Paratransit advocates report call center problems
MBTA acknowledges 'issues' as part of consolidation effort
PARATRANSIT ADVOCATES said on Monday that the MBTA’s new centralized call center is off to a rocky start, and agency officials acknowledged some glitches as the service has been rolled out.
The T is trying to consolidate three call centers into one, with the goal of saving an estimated $7 million a year in operating costs. So far, only two of the regional call centers have been consolidated.
Marilyn Villers, executive director of Massachusetts Senior Action Council, told the T’s Fiscal and Management Control Board that many of her members have reported problems with poorly trained dispatchers and late pickups. She said the T’s private vendor also appears to be experiencing technology problems.
“They aren’t on top of it yet,” she said. “The word among RIDE customers is that you have to be careful because you might get stranded.”

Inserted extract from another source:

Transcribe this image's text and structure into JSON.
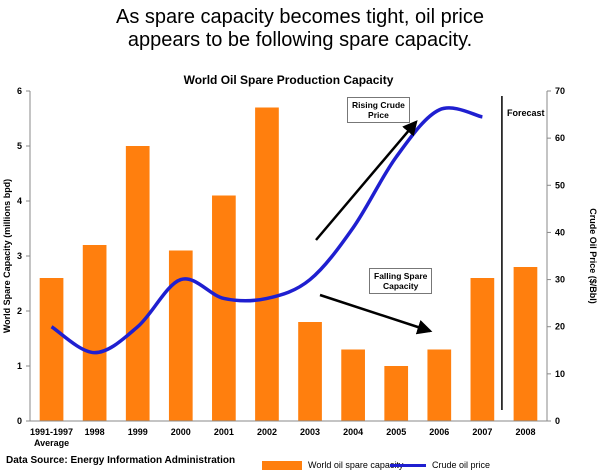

Several members of the Fiscal and Management Control Board raised concerns about the problems and asked Brian Shortsleeve, the chief administrator and acting general manager of the T, for an explanation. He acknowledged some problems during the transition to a centralized call center.“We know exactly what needs to be addressed,” Shortsleeve said. “I am confident we’re going to see improvement over the next four to eight weeks.”
Joseph Aiello, chair of the T board, asked T officials to give the board a weekly update on progress.